ESXi hosts intermittently show as "Not Responding" in vCenter Server due to vpxa heartbeat binding errors
search cancel

ESXi hosts intermittently show as "Not Responding" in vCenter Server due to vpxa heartbeat binding errors

book

Article ID: 399108

calendar_today

Updated On:

Products

VMware vSAN VMware vSphere ESXi 8.0 VMware vSphere ESX 8.x VMware vSphere ESX 7.x

Issue/Introduction

  • ESXi hosts goes to a "Not responding" state periodically in vCenter Server.

  • Checking further from the host Logs in the path /var/run/log/vpxa.log , it contains the following error :-
    YYYY-MM-DDTHH:MM:SS.Z Wa(164) Vpxa[2125970]: [Originator@6876 sub=Heartbeat opID=vpxaHeartbeat.cpp:####-####] Failed to bind heartbeat socket; '#.#.#.host_IP', e: 99(Cannot assign requested address)
    YYYY-MM-DDTHH:MM:SS.Z Wa(164) Vpxa[2125970]: [Originator@6876 sub=Heartbeat opID=vpxaHeartbeat.cpp:####-#### Failed to bind heartbeat socket; '#.#.#.host_IP', e: 99(Cannot assign requested address)

  • Checking further from the vCenter Logs in the path /var/log/vmware/vpxd.log , it contains the following error :-
    YYYY-MM-DDTHH:MM:SS.Z info vpxd[48005] [Originator@6876 sub=HostCnx opID=CheckforMissingHeartbeats-####] [VpxdHostCnx] No heartbeats received from host; cnx: ########-####-####-####-############, h: host-####, time since last heartbeat: 665188ms

Environment

  • VMware vSphere ESXi 7.x
  • VMware vSphere ESXi 8.x

Cause

The primary cause is a Managed IP Mismatch. The vCenter Server Database (VCDB) holds an incorrect IP address for the ESXi host in the vpx_host table. When vCenter pushes configuration to the host, it instructs the vpxa service to bind to the IP stored in the database. If that IP does not exist on the host's VMkernel interface (e.g., after a host IP change or migration), the bind fails with Error 99.

Steps to check VCDB information for host:

  1. Take a SSH to the vCenter server.
  2. Connect to the VCDB (vCenter server database) using the below command. 

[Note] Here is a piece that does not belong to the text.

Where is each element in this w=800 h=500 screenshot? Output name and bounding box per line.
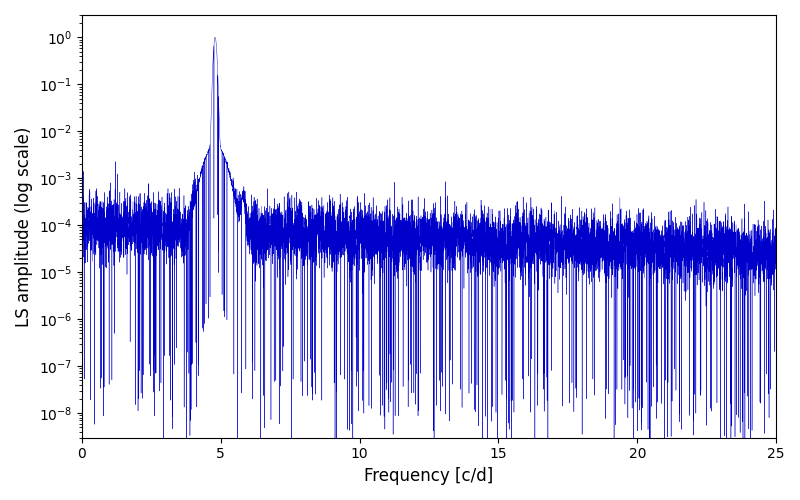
X-axis label: Frequency [c/d]: Frequency [c/d] xyxy=(364,467,494,485)
Y-axis label: LS amplitude (log scale): LS amplitude (log scale) xyxy=(15,126,33,326)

    /opt/vmware/vpostgres/current/bin/psql -d VCDB -U postgres

 VCDB=# select id, dns_name, ip_address from vpx_host;

  id  |        dns_name         |   ip_address
------+-------------------------+----------------
 ####| host_name1 | #.#.#.1
 ####| host_name2 | #.#.#.2
 ####| host_name3 | #.#.#.5  ----> incorrect entry in vCenter Database for host "host_name3", it should be #.#.#.3
(3 rows)

Resolution

Take a snapshot of the vCenter Server Appliance (VCSA) as a best practice. If multiple vCenters are present in enhanced linked mode, please power off all linked vCenters at the same time and take a powered off snapshot of every linked vCenter in the SSO domain.

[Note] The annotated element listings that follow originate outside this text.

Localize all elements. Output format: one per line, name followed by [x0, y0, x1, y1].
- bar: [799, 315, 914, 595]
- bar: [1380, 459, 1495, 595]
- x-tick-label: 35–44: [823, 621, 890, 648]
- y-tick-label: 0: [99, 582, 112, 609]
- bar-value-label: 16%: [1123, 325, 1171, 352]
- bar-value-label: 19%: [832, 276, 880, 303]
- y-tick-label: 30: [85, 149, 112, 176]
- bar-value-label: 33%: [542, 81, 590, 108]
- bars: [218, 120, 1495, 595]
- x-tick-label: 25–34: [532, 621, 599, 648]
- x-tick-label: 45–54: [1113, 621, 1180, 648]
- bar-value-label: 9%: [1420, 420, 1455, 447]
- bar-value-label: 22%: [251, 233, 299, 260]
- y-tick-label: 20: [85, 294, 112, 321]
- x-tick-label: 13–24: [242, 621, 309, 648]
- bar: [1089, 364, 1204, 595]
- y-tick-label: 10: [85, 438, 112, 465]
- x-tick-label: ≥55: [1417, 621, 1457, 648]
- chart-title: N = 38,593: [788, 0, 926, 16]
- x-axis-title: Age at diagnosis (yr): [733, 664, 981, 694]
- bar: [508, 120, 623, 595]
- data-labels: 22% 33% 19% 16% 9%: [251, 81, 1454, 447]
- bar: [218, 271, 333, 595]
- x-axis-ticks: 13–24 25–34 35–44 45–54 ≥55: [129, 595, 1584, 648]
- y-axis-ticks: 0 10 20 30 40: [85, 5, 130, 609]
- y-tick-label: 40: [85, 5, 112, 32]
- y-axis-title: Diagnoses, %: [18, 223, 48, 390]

  1. Stop the vCenter vpxd service:

    service-control --stop vmware-vpxd
  2.  Correct the IP in VCDB by accessing the PostgreSQL database:

    /opt/vmware/vpostgres/current/bin/psql -d VCDB -U postgres

  3.  Identify the Host ID and current stale entry:

    VCDB=# select id, dns_name, ip_address from vpx_host WHERE dns_name = 'host_name3';

  4. Update the record with the correct IP. Replace #.#.#.5 with the actual management IP and ## with the ID found in the previous step.

    UPDATE vpx_host SET ip_address = '#.#.#.3' WHERE id = ##;

  5. Verify the change with the below command:

    select id, dns_name, ip_address from vpx_host WHERE id = ##;

  6. Type \q to exit the database.
  7. Start vpxd service with the below command:

    service-control --start vmware-vpxd